23 En Abraham trad toe, en zeide: Zult Gij ook den rechtvaardige met den goddeloze ombrengen?
And Abraham draws near and says, “Do You also consume righteous with wicked?
24 Misschien zijn er vijftig rechtvaardigen in de stad; zult Gij hen ook ombrengen, en de plaats niet sparen, om de vijftig rechtvaardigen, die binnen haar zijn?
Perhaps there are fifty righteous in the midst of the city; do You also consume, and not bear with the place for the sake of the fifty righteous who [are] in its midst?
25 Het zij verre van U, zulk een ding te doen, te doden den rechtvaardige met den goddeloze! dat de rechtvaardige zij gelijk de goddeloze, verre zij het van U! zou de Rechter der ganse aarde geen recht doen?
Far be it from You to do according to this thing, to put to death the righteous with the wicked; that it has been—as the righteous so the wicked—far be it from You; does the Judge of all the earth not do justice?”
26 Toen zeide de HEERE: Zo Ik te Sodom binnen de stad vijftig rechtvaardigen zal vinden, zo zal Ik de ganse plaats sparen om hunnentwil.
And YHWH says, “If I find in Sodom fifty righteous in the midst of the city, then have I borne with all the place for their sake.”
27 En Abraham antwoordde en zeide: Zie toch; ik heb mij onderwonden te spreken tot den Heere, hoewel ik stof en as ben!
And Abraham answers and says, “Now behold, I have willed to speak to the Lord, and I [am] dust and ashes;
28 Misschien zullen aan de vijftig rechtvaardigen vijf ontbreken; zult Gij dan om vijf de ganse stad verderven? En Hij zeide: Ik zal haar niet verderven, zo Ik er vijf en veertig zal vinden.
perhaps there are lacking five of the fifty righteous—do You destroy for five the whole of the city?” And He says, “I do not destroy [it], if I find there forty-five.”

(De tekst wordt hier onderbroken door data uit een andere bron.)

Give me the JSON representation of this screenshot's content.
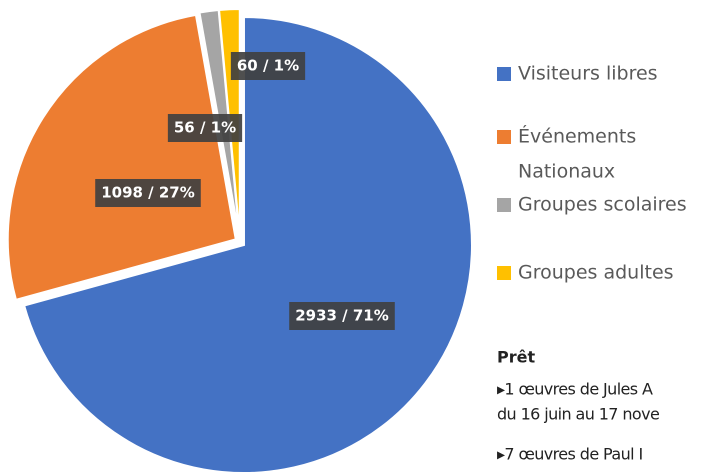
{
  "chart_data": {
    "type": "pie",
    "categories": [
      "Visiteurs libres",
      "Événements Nationaux",
      "Groupes scolaires",
      "Groupes adultes"
    ],
    "legend_lines": [
      [
        "Visiteurs libres"
      ],
      [
        "Événements",
        "Nationaux"
      ],
      [
        "Groupes scolaires"
      ],
      [
        "Groupes adultes"
      ]
    ],
    "values": [
      2933,
      1098,
      56,
      60
    ],
    "value_labels": [
      "2933 / 71%",
      "1098 / 27%",
      "56 / 1%",
      "60 / 1%"
    ],
    "colors": [
      "#4472c4",
      "#ed7d31",
      "#a5a5a5",
      "#ffc000"
    ],
    "legend": "right"
  },
  "notes": {
    "heading": "Prêt",
    "lines": [
      "▸1 œuvres de Jules A",
      "du 16 juin au 17 nove",
      "▸7 œuvres de Paul I"
    ]
  }
}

29 En hij voer voort nog tot Hem te spreken, en zeide: Misschien zullen aldaar veertig gevonden worden! En Hij zeide: Ik zal het niet doen om der veertigen wil.
And he adds again to speak to Him and says, “Perhaps there are found there forty?” And He says, “I do not do [it], because of the forty.”
30 Voorts zeide hij: Dat toch de Heere niet ontsteke, dat ik spreke; misschien zullen aldaar dertig gevonden worden! En Hij zeide: Ik zal het niet doen, zo Ik aldaar dertig zal vinden.
And he says, “Please let it not be displeasing to the Lord, and I speak: perhaps there are found there thirty?” And He says, “I do not do [it], if I find there thirty.”
31 En hij zeide: Zie toch, ik heb mij onderwonden te spreken tot de Heere; misschien zullen er twintig gevonden worden! En Hij zeide: Ik zal haar niet verderven om der twintigen wil.
And he says, “Now behold, I have willed to speak to the Lord: perhaps there are found there twenty?” And He says, “I do not destroy [it], because of the twenty.”
32 Nog zeide hij: Dat toch de Heere niet ontsteke, dat ik alleenlijk ditmaal spreke: misschien zullen er tien gevonden worden. En Hij zeide: Ik zal haar niet verderven om der tienen wil.
And he says, “Please let it not be displeasing to the Lord, and I speak only this time: perhaps there are found there ten?” And He says, “I do not destroy [it], because of the ten.”
33 Toen ging de HEERE weg, als Hij geeindigd had tot Abraham te spreken; en Abraham keerde weder naar zijn plaats.
And YHWH goes on, when He has finished speaking to Abraham, and Abraham has turned back to his place.